I was only there because of a blocked trap, see other post, not relevant.
 
Overpressurised expansion vessel. If precharge pressure was 2.7 Bar no expansion would be absorbed by the vessel until the system water had reached that pressure, which it would do quite quickly on heating due to lack of expansion space below the precharge pressure.
 
Yes It was, first time I'd seen one that high from new. But now you've opened a can of worms...

no expansion would be absorbed by the vessel until the system water had reached that pressure

All the system water would be at that pressure, even when cold.

lack of expansion space below the precharge pressure.

There isn't any such space.

Point is that the expansion vessel is FULL of air, so there's plenty of space for the water to expand into, so the pressure remains much the same.

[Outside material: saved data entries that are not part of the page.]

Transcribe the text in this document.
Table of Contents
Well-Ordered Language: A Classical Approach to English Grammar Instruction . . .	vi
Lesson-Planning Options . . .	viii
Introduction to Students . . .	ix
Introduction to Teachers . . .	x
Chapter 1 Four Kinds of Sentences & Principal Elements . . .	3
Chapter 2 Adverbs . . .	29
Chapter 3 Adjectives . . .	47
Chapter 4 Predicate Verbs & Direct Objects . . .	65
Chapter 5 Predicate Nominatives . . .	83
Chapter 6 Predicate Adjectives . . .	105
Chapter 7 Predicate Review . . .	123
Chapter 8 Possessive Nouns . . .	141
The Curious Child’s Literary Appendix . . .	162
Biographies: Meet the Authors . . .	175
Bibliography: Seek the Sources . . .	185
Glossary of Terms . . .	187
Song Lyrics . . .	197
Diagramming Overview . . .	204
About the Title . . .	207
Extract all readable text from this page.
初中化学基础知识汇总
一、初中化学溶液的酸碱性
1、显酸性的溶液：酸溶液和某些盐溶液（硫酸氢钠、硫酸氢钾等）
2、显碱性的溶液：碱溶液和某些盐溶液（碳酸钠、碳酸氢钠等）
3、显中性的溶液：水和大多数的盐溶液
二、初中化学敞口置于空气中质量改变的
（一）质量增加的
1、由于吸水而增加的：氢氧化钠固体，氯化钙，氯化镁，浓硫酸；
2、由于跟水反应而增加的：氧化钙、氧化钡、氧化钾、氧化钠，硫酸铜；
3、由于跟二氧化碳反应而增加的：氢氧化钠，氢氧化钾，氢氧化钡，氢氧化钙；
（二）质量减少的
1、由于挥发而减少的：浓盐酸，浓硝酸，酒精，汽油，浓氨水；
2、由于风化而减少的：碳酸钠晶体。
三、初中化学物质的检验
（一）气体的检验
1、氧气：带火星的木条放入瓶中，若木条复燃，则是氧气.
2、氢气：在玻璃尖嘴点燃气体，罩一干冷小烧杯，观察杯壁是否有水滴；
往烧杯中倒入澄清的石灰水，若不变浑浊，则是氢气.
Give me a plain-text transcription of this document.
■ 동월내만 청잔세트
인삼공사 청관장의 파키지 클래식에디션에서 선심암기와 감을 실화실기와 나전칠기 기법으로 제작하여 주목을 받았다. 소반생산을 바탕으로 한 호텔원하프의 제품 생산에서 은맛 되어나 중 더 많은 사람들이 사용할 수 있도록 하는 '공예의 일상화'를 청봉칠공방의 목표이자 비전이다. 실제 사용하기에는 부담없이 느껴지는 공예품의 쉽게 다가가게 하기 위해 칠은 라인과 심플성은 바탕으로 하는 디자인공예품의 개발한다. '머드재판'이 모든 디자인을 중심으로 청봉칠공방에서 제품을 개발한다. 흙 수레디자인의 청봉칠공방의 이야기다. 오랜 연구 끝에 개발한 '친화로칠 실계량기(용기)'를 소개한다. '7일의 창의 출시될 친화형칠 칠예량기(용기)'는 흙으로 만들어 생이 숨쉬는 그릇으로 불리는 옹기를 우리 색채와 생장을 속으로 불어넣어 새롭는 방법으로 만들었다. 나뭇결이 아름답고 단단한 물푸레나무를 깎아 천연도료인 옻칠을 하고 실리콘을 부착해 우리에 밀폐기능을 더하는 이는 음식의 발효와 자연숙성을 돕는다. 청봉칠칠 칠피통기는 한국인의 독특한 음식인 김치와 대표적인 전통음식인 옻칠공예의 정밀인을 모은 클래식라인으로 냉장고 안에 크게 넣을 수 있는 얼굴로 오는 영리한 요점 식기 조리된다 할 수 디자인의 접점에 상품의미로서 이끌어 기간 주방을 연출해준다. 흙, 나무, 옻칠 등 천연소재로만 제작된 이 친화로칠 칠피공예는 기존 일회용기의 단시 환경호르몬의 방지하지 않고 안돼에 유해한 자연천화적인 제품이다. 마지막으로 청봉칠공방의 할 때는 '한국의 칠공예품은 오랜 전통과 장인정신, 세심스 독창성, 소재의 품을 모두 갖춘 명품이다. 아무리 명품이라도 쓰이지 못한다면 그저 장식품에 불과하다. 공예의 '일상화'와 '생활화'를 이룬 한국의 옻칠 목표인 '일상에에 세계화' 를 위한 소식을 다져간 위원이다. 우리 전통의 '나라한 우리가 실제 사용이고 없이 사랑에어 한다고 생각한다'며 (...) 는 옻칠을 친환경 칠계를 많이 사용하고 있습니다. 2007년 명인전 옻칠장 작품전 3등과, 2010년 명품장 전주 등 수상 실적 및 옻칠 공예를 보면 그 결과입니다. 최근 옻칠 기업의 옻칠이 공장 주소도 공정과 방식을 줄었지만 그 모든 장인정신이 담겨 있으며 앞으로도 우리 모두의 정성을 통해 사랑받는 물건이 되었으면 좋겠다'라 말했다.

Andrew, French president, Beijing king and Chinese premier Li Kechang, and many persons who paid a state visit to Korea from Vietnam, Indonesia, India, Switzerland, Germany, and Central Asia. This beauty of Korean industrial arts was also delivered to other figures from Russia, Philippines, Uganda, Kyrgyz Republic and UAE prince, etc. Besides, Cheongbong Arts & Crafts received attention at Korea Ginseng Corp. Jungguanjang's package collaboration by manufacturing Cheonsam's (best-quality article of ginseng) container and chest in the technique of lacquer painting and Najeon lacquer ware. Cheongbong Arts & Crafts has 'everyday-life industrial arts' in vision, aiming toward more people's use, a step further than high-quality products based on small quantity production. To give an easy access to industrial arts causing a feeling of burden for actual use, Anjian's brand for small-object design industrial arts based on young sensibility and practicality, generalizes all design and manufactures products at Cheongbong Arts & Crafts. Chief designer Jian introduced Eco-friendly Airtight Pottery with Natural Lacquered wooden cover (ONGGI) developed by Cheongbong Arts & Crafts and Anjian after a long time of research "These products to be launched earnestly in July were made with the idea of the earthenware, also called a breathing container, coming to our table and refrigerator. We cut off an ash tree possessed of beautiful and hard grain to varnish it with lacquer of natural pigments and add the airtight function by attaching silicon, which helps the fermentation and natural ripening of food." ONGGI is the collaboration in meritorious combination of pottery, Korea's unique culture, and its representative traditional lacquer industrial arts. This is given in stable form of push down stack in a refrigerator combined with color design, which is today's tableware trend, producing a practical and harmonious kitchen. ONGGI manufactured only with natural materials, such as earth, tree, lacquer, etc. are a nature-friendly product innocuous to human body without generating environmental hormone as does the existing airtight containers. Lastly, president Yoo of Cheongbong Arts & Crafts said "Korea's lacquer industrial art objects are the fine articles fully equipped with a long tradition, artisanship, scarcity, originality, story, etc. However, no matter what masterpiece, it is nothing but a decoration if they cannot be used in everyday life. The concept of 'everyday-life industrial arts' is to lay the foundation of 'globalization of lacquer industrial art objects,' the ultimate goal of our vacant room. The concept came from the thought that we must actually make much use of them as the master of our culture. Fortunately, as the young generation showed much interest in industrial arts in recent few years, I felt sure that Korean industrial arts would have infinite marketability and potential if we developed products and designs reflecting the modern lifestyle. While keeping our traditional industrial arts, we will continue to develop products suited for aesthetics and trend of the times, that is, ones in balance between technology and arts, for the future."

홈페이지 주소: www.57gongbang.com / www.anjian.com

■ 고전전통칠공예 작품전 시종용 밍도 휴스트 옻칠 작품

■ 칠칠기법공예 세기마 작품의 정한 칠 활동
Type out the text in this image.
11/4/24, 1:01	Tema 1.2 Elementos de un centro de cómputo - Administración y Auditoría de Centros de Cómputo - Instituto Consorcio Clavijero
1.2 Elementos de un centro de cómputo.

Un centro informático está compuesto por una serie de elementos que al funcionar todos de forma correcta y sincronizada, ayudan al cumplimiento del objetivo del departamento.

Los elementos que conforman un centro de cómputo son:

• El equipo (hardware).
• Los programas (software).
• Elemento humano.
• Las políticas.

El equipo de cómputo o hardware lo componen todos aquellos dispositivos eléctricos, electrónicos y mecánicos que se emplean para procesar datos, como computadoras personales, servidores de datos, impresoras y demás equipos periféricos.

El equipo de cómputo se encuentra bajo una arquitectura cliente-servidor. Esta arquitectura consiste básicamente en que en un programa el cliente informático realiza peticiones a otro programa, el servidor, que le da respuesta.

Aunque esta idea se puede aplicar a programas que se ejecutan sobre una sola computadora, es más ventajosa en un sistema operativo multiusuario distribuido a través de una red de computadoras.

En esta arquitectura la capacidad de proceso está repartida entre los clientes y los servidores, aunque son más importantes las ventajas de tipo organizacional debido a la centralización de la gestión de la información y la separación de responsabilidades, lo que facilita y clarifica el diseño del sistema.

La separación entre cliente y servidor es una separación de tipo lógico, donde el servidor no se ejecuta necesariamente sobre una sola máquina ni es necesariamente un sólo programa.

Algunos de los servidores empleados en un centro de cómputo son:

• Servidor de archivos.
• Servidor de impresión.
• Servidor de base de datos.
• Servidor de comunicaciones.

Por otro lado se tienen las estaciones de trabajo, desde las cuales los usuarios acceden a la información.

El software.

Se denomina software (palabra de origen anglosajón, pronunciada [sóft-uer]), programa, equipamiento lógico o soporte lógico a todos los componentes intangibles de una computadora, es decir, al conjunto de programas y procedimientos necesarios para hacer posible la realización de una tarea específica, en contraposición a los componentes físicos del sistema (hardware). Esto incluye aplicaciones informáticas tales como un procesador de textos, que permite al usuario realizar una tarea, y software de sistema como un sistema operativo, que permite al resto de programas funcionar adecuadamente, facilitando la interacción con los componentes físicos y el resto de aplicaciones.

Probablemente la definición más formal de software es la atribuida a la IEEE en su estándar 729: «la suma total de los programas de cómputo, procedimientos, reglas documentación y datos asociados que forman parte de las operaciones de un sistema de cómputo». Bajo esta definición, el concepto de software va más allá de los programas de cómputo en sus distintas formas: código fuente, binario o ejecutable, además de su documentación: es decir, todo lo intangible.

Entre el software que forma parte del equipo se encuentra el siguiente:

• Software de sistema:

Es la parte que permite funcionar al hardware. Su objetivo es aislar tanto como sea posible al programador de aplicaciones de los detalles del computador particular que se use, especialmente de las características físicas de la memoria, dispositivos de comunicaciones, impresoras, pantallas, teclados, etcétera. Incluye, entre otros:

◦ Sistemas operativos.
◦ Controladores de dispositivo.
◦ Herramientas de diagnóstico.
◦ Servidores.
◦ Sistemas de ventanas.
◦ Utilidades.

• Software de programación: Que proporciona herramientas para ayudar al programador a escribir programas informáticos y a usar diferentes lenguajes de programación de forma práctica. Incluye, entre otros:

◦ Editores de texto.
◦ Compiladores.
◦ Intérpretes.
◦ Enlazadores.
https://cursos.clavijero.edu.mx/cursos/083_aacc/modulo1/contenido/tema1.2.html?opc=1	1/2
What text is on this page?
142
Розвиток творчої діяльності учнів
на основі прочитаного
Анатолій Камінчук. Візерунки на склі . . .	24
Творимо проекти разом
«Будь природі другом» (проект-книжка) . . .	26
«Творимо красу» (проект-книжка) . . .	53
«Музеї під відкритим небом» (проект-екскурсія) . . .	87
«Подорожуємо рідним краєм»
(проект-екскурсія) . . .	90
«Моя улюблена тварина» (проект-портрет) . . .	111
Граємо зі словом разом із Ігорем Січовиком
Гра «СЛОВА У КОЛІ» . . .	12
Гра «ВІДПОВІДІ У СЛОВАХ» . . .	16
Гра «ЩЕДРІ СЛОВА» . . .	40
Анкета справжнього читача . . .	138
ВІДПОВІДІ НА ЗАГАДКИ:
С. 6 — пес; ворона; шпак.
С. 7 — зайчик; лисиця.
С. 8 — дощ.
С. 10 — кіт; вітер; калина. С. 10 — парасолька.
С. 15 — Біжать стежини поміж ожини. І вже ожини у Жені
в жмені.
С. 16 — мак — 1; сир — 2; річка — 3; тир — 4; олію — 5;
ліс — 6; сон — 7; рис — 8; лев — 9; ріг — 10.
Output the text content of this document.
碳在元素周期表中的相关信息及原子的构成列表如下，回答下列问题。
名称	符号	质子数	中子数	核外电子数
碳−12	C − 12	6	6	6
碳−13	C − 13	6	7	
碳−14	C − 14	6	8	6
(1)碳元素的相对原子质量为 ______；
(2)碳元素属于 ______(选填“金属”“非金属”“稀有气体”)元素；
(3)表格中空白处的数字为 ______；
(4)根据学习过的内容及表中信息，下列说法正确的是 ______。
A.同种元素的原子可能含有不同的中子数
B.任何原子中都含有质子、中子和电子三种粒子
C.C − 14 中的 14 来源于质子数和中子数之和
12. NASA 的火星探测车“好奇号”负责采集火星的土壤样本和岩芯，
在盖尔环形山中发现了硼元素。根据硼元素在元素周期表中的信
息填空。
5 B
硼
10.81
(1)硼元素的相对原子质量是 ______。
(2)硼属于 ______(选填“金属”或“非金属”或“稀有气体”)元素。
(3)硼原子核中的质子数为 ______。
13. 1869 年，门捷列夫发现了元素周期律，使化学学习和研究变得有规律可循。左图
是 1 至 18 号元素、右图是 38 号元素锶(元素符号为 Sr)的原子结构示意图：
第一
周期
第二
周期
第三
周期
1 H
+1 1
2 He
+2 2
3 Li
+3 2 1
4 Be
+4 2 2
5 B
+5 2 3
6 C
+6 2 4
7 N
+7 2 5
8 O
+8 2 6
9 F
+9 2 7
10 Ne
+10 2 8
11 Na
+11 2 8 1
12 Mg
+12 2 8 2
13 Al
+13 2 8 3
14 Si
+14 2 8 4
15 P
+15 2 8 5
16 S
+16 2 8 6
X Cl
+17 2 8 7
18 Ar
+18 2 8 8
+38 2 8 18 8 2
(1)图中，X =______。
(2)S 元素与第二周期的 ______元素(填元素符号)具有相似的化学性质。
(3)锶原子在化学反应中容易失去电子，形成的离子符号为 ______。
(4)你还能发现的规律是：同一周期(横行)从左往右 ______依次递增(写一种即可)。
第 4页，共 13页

It does beg the question of how it came to be the way it was. If the installer filled to 1 bar, then what happened?
 
All the system water would be at that pressure (2.7 Bar), even when cold.
Would it? When filling system from empty, the pressure gauge rises to say 1.0 Bar. This is sufficient pressure to displace air in the system and operate any water pressure switch.

So we start with the cold pressure being say 1.0 Bar. and no air in the system except that in the expansion vessel which is on the other side of the diaphragm and at 2.7 Bar. The diaphragm would be pushed against the wall of the expansion vessel by this precharge pressure, so negligible system water (or air) would enter until system pressure rose to the same level.

On heating up of the system water (assuming no air remained in the system) expansion could not be accommodated so pressure would rise rapidly until the 2.7 Bar pressure was reached, at which point the air within the expansion vessel would start to compress and absorb any further expansion, so system pressure would then stabilise.

On cooling, the system pressure would surely return to the 1.0 Bar level. This does not appear to be the case in your example so I assume that the system had also been overpressurised, or......

Of course another explanation for the whole phenomena might be that there is a mains leakage into the system with mains water pressure itself at 2.7 Bar hence no increase to trigger the PRV.
 
As I said, the EV WAS overpressurised and the system had only ever shown "about 2.7" bar.